Un’occasione ghiotta, ma non facile da cogliere
Il pareggio non ha cambiato la prospettiva generale, ma ha reso più chiara la necessità di un ulteriore lavoro. La squadra, pur avendo segnato la sua prima rete in granata con La Gumina, ha subito un gol lampo e ha mostrato una serie di errori che hanno messo in evidenza le fragilità. Il forcing finale dei Dauni ha messo in difficoltà una squadra che si trova praticamente alle corde. Così, il tecnico ha sottolineato che c’è molto da fare, e il diesse Faggiano ha confermato l’importanza di chiudere il mercato con due innesti fondamentali: un difensore e un centrocampista.
La squadra granata muove la classifica, certo, ed interrompe la serie di sconfitte di fila che, tra coppa e campionato, hanno fatto emergere più di una perplessità sul lavoro fin qui svolto tanto in sede di mercato quanto in fase di preparazione. Le ultime 48 ore di mercato serviranno a mettere un punto sull’organico a disposizione del tecnico umbro. Serve un altro difensore ed un altro centrocampista. Due innesti fondamentali per consentire all’allenatore di poter lavorare stabilmente ad un’idea precisa di gioco.
La Salernitana non è un punto di passaggio, ma una tappa fondamentale
Il tecnico Cosmi ha ribadito che serve la certezza che Salerno e la sua squadra non siano un punto di passaggio ma una tappa fondamentale per chiunque decida di raggiungerli. L’equilibrio palese di un campionato che sta regalando “mazzate” a tutte le cosiddette big suggerisce allo staff tecnico ed alla proprietà (oggetto ieri di una forte, nuova contestazione in città) che l’occasione è ghiotta. A patto di volerla cogliere.
Un ambiente in cerca di stabilità
La Salernitana, pur muovendosi in classifica, si trova in un contesto di precarietà.
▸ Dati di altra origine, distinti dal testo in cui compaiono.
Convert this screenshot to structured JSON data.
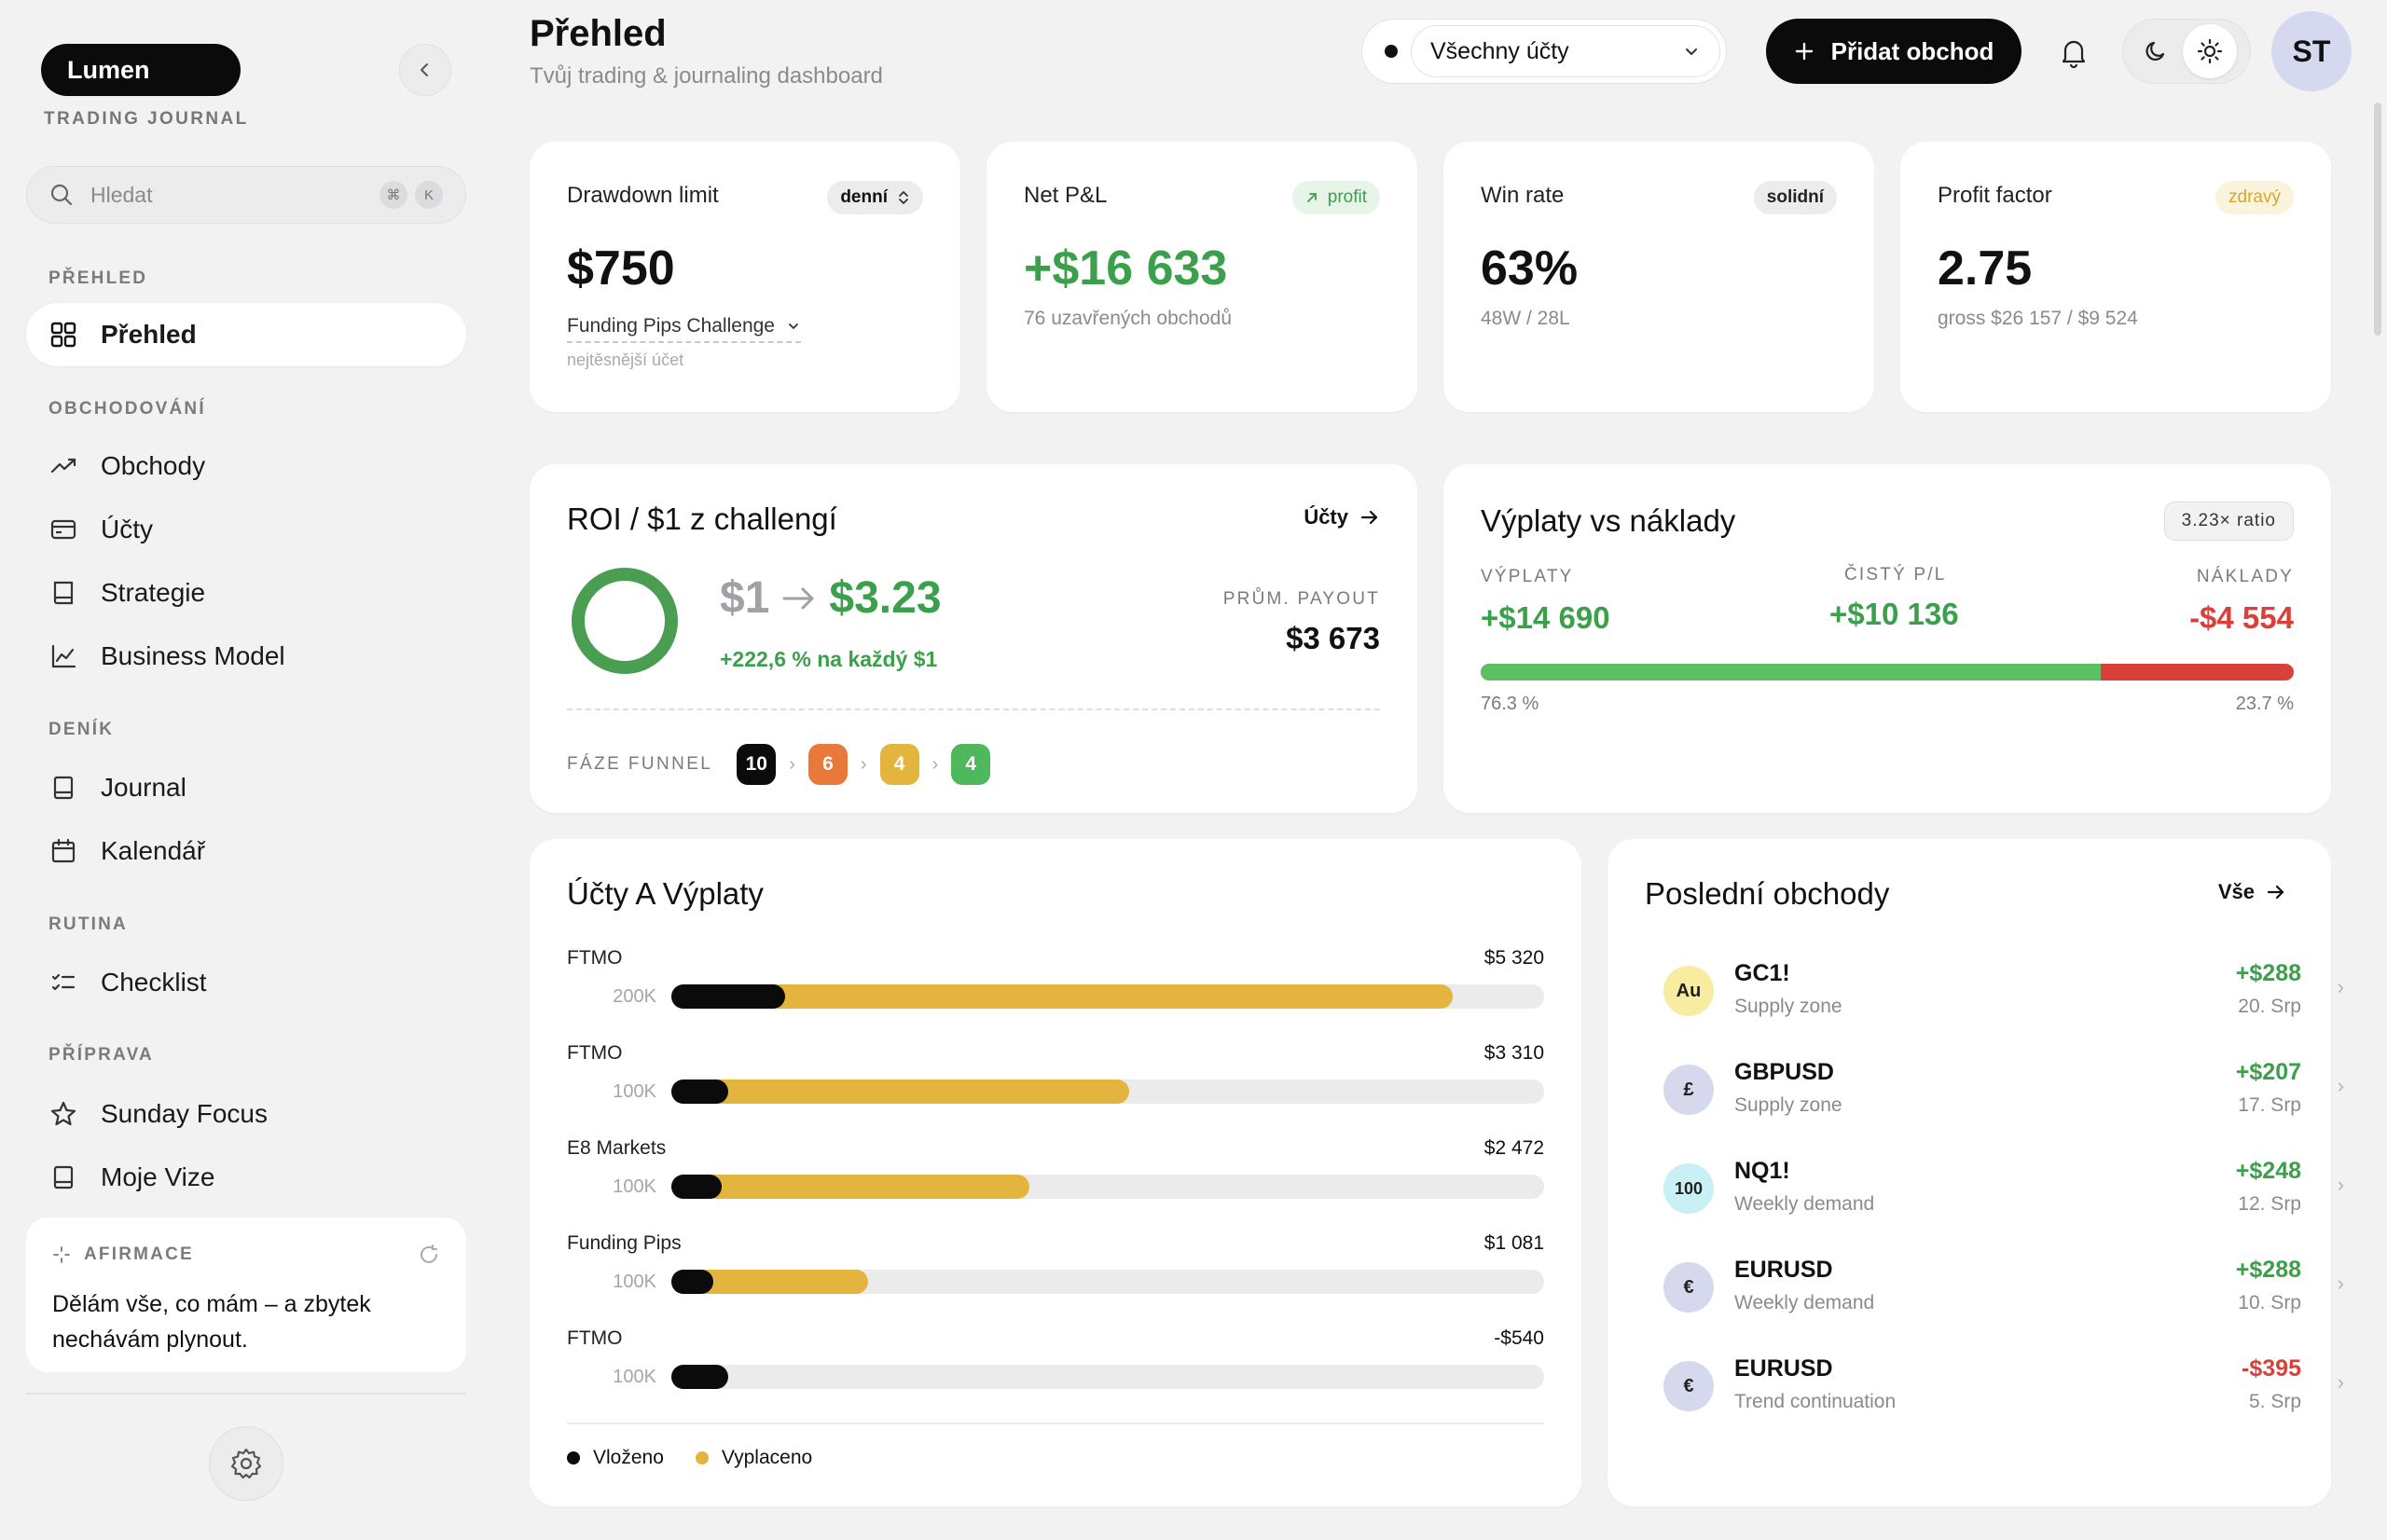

Le ultime 48 ore di mercato hanno messo in luce le tensioni interne, con voci di possibile addio di giocatori chiave. Tuttavia, l’ipotesi è stata smentita e il focus si sposta su come rafforzare l’organico per permettere al tecnico di lavorare con maggiore serenità. La proprietà, oggetto di una forte contestazione in città, deve dimostrare la sua volontà di credere nel lavoro svolto finora. Il mercato, dunque, rappresenta un’opportunità per consolidare la squadra e dare una svolta al progetto. La Salernitana, con un’idea di gioco chiara e un organico stabile, potrebbe diventare una forza in grado di competere in modo più incisivo. Ma per vincere, serve altro: non solo rinforzi, ma anche una visione condivisa e una gestione del contesto che permetta di superare le sfide che si presentano ogni giorno.